JawaPos. com – Antonia Sena tampak lusuh. Celana jins yang dikenakannya serupa begitu kumal hingga warna birunya sudah bercampur kecokelatan. Meski begitu, pilot asal Brasil itu tak bisa berhenti tersenyum dan menggerakkan tangan ketika turun daripada helikopter yang menyelamatkannya. Sena bahagia karena akhirnya terjamin. Selama 38 hari, dia terjebak di hutan hujan Amazon.
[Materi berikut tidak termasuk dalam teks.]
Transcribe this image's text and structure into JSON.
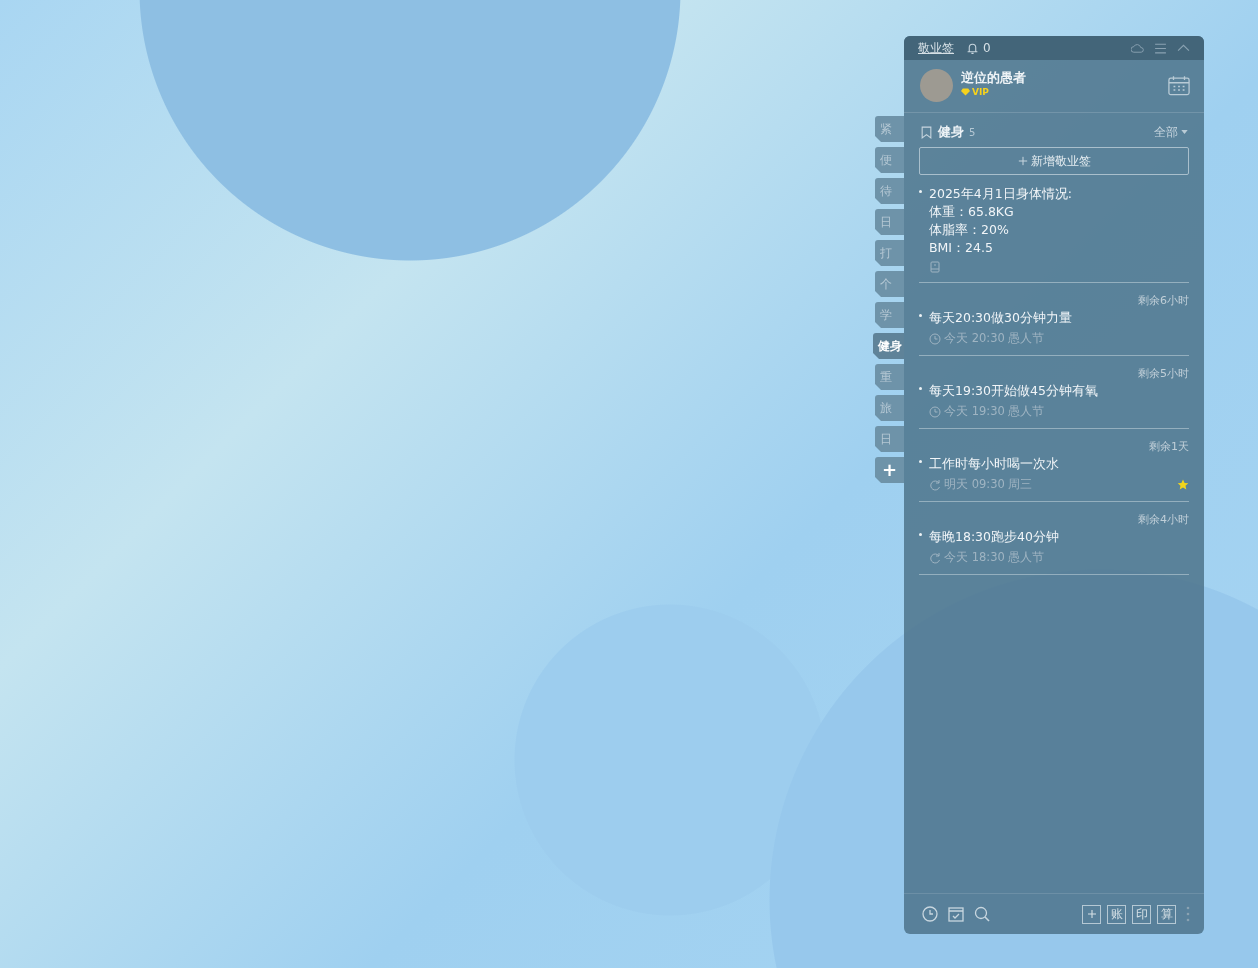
{
  "app": {
    "title": "敬业签",
    "notifications": "0"
  },
  "user": {
    "name": "逆位的愚者",
    "badge": "VIP"
  },
  "side_tabs": [
    {
      "label": "紧",
      "selected": false
    },
    {
      "label": "便",
      "selected": false
    },
    {
      "label": "待",
      "selected": false
    },
    {
      "label": "日",
      "selected": false
    },
    {
      "label": "打",
      "selected": false
    },
    {
      "label": "个",
      "selected": false
    },
    {
      "label": "学",
      "selected": false
    },
    {
      "label": "健身",
      "selected": true
    },
    {
      "label": "重",
      "selected": false
    },
    {
      "label": "旅",
      "selected": false
    },
    {
      "label": "日",
      "selected": false
    }
  ],
  "add_tab": "+",
  "category": {
    "name": "健身",
    "count": "5",
    "filter": "全部"
  },
  "new_button": {
    "label": "新增敬业签"
  },
  "items": [
    {
      "kind": "note",
      "lines": [
        "2025年4月1日身体情况:",
        "体重：65.8KG",
        "体脂率：20%",
        "BMI：24.5"
      ]
    },
    {
      "kind": "reminder",
      "remaining": "剩余6小时",
      "title": "每天20:30做30分钟力量",
      "time": "今天 20:30 愚人节",
      "repeat": false,
      "starred": false
    },
    {
      "kind": "reminder",
      "remaining": "剩余5小时",
      "title": "每天19:30开始做45分钟有氧",
      "time": "今天 19:30 愚人节",
      "repeat": false,
      "starred": false
    },
    {
      "kind": "reminder",
      "remaining": "剩余1天",
      "title": "工作时每小时喝一次水",
      "time": "明天 09:30 周三",
      "repeat": true,
      "starred": true
    },
    {
      "kind": "reminder",
      "remaining": "剩余4小时",
      "title": "每晚18:30跑步40分钟",
      "time": "今天 18:30 愚人节",
      "repeat": true,
      "starred": false
    }
  ],
  "bottom_tools": [
    "账",
    "印",
    "算"
  ]
}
Adam 36 tahun tersebut menyingkapkan, dirinya dibayar untuk menerbangkan pesawat Cessna 210 sejak Kota Alenquer ke penambangan emas ilegal di sedang hutan. Dia terpaksa menjemput pekerjaan itu karena restoran yang dikelolanya tutup selama pandemi. Nahas, di pusat perjalanan, mesinnya tiba-tiba stagnan. Ketinggian pesawat saat itu 1. 000 meter dalam atas permukaan laut.

Sena berhasil mendaratkan pesawat di sebuah ngarai. Pendaratannya tak mulus, bak bahan bakar pesawat murus. Sena lekas mengambil barang apa pun yang bisa diraih. Dia membawa ransel, 2 botol air, 4 minuman kaleng, sekantong roti, tali, lentera, korek api, serta kotak kebutuhan darurat. Tak lama, setelah dia menjauhi pesawat, burung besi tersebut meledak.

Antonio Sena, pilot asal Negeri brazil, saat diselamatkan setelah terjebak di hutan Amazon semasa 38 hari (Around World Journal)

Pada lima hari pertama, Sena mendengar udara penyelamat terbang di atasnya. Namun, vegetasi yang begitu lebat membuat dia tak terlihat.

Sesudah melihat GPS di telepon genggamnya, Sena memutuskan berjalan ke utara. Di pokok itu terlihat dua dasar pacu. Sena bisa mendapatkan air, tapi makanannya telah habis. Dia akhirnya mengonsumsi buah yang dimakan para monyet. Dia juga jadi mencuri tiga telur rumor tinamou biru dan memakannya. Itu satu-satunya protein yang dia makan selama di dalam hutan.

Pada hari ke-35, dia mengindahkan suara gergaji. Dia mendaftarkan suara tersebut dan muncul di kamp para pencari kacang di hutan. Merekalah yang membantu Sena menghubungi ibunya hingga akhirnya awak penyelamat datang.